Cities from Germany, Austria, Belgium, France, Italy, UK and Czech Republic have come together to achieve joint recognition from UNESCO.
Tsar Peter the Great laid the foundation for aristocratic fashion
It was the Romans who first introduced the Europeans to balneotherapy: the English city of Bath dates back to the first century AD.
But it was the visit of the Russian Tsar Peter the Great to the Belgian city of Spa in the 18th century that caused a new fashion and a new word in English vocabulary – “resort” cities arose across the continent to satisfy aristocratic interest in them. their purported health benefits.
The resort towns may no longer attract princes and princesses, but they are popular with tourists. In Karlovy Vary in the Czech Republic, drinking water is said to have medicinal value.
“I drink water because it needs to be healthy,” says Czech tourist Marseille. “Not very tasty, but healthy!”
The prospect of an increase in the number of tourists does not make everyone happy
The World Heritage mark is likely to boost tourism for eleven people, and the prospect is not to everyone’s liking.

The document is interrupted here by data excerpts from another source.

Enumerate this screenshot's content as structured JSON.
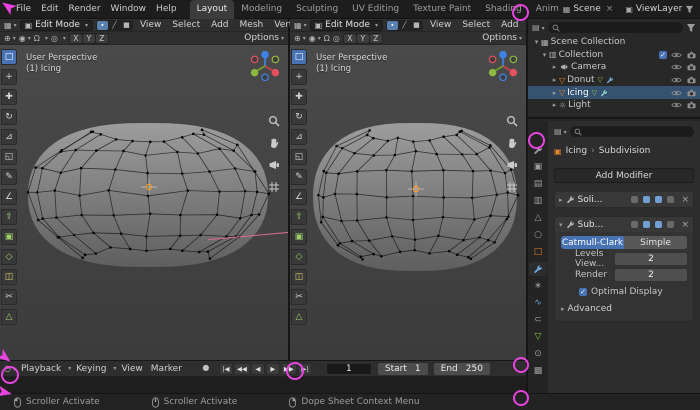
{
  "colors": {
    "accent_blue": "#4772b3",
    "annotation_pink": "#e743df",
    "object_orange": "#e8811c",
    "selected_row_blue": "#355271"
  },
  "topbar": {
    "menus": [
      "File",
      "Edit",
      "Render",
      "Window",
      "Help"
    ],
    "workspaces": [
      "Layout",
      "Modeling",
      "Sculpting",
      "UV Editing",
      "Texture Paint",
      "Shading",
      "Anim"
    ],
    "active_workspace": "Layout",
    "scene_label": "Scene",
    "viewlayer_label": "ViewLayer"
  },
  "viewport_left": {
    "mode_label": "Edit Mode",
    "menus": [
      "View",
      "Select",
      "Add",
      "Mesh",
      "Vertex"
    ],
    "mirror_axes": [
      "X",
      "Y",
      "Z"
    ],
    "options_label": "Options",
    "overlay_perspective": "User Perspective",
    "overlay_object": "(1) Icing"
  },
  "viewport_right": {
    "mode_label": "Edit Mode",
    "menus": [
      "View",
      "Select",
      "Add"
    ],
    "mirror_axes": [
      "X",
      "Y",
      "Z"
    ],
    "options_label": "Options",
    "overlay_perspective": "User Perspective",
    "overlay_object": "(1) Icing"
  },
  "toolbar_tools": [
    "select-box",
    "cursor",
    "move",
    "rotate",
    "scale",
    "transform",
    "annotate",
    "measure",
    "extrude-region",
    "inset-faces",
    "bevel",
    "loop-cut",
    "knife",
    "poly-build"
  ],
  "outliner": {
    "rows": [
      {
        "label": "Scene Collection"
      },
      {
        "label": "Collection"
      },
      {
        "label": "Camera"
      },
      {
        "label": "Donut"
      },
      {
        "label": "Icing",
        "selected": true
      },
      {
        "label": "Light"
      }
    ]
  },
  "properties": {
    "tabs": [
      "tool",
      "render",
      "output",
      "view-layer",
      "scene",
      "world",
      "object",
      "modifiers",
      "particles",
      "physics",
      "constraints",
      "object-data",
      "material",
      "texture"
    ],
    "active_tab": "modifiers",
    "breadcrumb_object": "Icing",
    "breadcrumb_item": "Subdivision",
    "add_modifier_label": "Add Modifier",
    "modifiers": [
      {
        "name": "Soli..."
      },
      {
        "name": "Sub..."
      }
    ],
    "subdivision": {
      "algorithm_options": [
        "Catmull-Clark",
        "Simple"
      ],
      "algorithm_active": "Catmull-Clark",
      "levels_label": "Levels View...",
      "levels_value": "2",
      "render_label": "Render",
      "render_value": "2",
      "optimal_display_label": "Optimal Display",
      "optimal_display_checked": true,
      "advanced_label": "Advanced"
    }
  },
  "timeline": {
    "menus": [
      "Playback",
      "Keying",
      "View",
      "Marker"
    ],
    "current_frame": "1",
    "start_label": "Start",
    "start_value": "1",
    "end_label": "End",
    "end_value": "250"
  },
  "statusbar": {
    "items": [
      "Scroller Activate",
      "Scroller Activate",
      "Dope Sheet Context Menu"
    ]
  }
}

“If more and more tourists come,” says Wiebke, a resident of Baden-Baden. “More and more apartments will be used for Airbnb, so there will be fewer residents like me. up here. The more tourists there are, the more people there are in the city. So yes, I would say there are good and bad sides. “
UNESCO announced that the cities have been awarded World Heritage status “for their exceptional testimony to the European spa phenomenon.”